Dania duduk tepat di tepi tempat tidur. "Maaf, Ayana. Aku tadi ke rumah sakit, tempat dimana istri kedua suamimu itu dirawat."
Kedua mata Ayana terpejam. Ia sudah menduganya sejak awal. "Aku tidak akan marah, karena apapun yang berhubungan dengan keluarga mereka, bukanlah urusanku lagi. Lagipula, kamu cuma buang-buang energi untuk bicara dengan orang yang punya hati batu seperti mereka."
Dania menghela napas. "Kamu benar. Tapi aku senang karena aku puas memaki si Erin. Andai kamu melihatnya, pasti akan lebih menyenangkan. Apalagi saat aku membongkar kedok Erin di depan anggota keluarga mereka, lega banget rasanya."

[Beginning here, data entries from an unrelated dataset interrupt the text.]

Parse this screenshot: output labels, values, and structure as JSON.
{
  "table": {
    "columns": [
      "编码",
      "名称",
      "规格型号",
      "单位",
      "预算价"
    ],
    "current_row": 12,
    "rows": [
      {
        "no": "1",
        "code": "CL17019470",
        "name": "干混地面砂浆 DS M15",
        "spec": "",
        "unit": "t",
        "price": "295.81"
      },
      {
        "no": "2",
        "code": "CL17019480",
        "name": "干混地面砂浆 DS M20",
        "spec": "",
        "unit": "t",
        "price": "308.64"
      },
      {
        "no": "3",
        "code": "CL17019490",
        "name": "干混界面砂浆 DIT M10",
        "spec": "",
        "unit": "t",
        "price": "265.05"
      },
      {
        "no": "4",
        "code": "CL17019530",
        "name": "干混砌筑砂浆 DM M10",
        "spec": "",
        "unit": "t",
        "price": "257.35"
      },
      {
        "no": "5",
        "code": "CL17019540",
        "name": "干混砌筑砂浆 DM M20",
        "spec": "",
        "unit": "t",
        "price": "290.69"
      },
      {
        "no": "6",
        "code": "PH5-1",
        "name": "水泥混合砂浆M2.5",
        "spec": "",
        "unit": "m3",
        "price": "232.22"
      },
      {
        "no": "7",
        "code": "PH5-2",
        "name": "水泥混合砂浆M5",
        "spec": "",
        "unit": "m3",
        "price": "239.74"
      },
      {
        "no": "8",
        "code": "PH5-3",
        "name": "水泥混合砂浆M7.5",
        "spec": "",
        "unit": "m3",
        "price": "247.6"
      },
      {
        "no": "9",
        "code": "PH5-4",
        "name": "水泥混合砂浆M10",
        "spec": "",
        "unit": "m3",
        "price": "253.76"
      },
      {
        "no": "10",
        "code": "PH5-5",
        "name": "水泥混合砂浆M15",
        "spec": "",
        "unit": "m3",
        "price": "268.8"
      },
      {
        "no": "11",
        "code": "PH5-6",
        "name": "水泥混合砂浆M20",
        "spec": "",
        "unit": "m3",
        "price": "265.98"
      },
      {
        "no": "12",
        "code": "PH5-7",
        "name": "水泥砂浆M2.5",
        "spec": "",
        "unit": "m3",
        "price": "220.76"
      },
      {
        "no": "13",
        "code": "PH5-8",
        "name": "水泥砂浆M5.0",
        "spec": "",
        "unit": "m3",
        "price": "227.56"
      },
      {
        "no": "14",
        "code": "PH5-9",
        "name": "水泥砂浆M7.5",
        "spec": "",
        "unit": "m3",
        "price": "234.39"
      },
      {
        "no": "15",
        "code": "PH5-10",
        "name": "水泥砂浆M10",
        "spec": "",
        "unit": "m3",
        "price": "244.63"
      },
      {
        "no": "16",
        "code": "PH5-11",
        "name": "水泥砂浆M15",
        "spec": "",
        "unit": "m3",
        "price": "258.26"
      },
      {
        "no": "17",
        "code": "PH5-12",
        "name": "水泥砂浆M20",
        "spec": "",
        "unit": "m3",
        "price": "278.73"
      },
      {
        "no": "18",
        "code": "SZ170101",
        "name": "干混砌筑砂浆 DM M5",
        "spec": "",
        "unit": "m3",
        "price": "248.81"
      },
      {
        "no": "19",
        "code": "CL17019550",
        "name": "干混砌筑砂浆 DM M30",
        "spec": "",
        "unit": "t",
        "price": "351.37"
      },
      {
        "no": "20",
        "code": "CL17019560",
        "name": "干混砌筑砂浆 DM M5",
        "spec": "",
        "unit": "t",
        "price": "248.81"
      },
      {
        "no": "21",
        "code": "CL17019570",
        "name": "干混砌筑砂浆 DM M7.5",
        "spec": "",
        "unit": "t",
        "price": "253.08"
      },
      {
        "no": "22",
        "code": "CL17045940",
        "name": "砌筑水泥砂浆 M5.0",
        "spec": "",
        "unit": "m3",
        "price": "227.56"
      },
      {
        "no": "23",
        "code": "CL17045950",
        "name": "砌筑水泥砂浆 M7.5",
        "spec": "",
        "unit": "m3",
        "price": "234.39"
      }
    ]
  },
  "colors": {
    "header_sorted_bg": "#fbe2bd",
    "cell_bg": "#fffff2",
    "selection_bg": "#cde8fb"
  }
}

"Aku tidak peduli soal mereka." Ayana menjawab singkat. Ia fokus tersenyum pada Davida. Ia lalu melirik Dania. "Dania, pokoknya, ini terakhir kali kamu berurusan sama mereka. Lagipula, hidup keluarga kita lebih penting untuk dipikirkan, daripada melempar caci maki kepada mereka. Mereka yang hanya peduli dengan orang yang mereka anggap penting di kehidupan mereka, tidak akan pernah peduli dengan orang luar, sekalipun ada ikatan yang membuat mereka terhubung dengan orang luar itu."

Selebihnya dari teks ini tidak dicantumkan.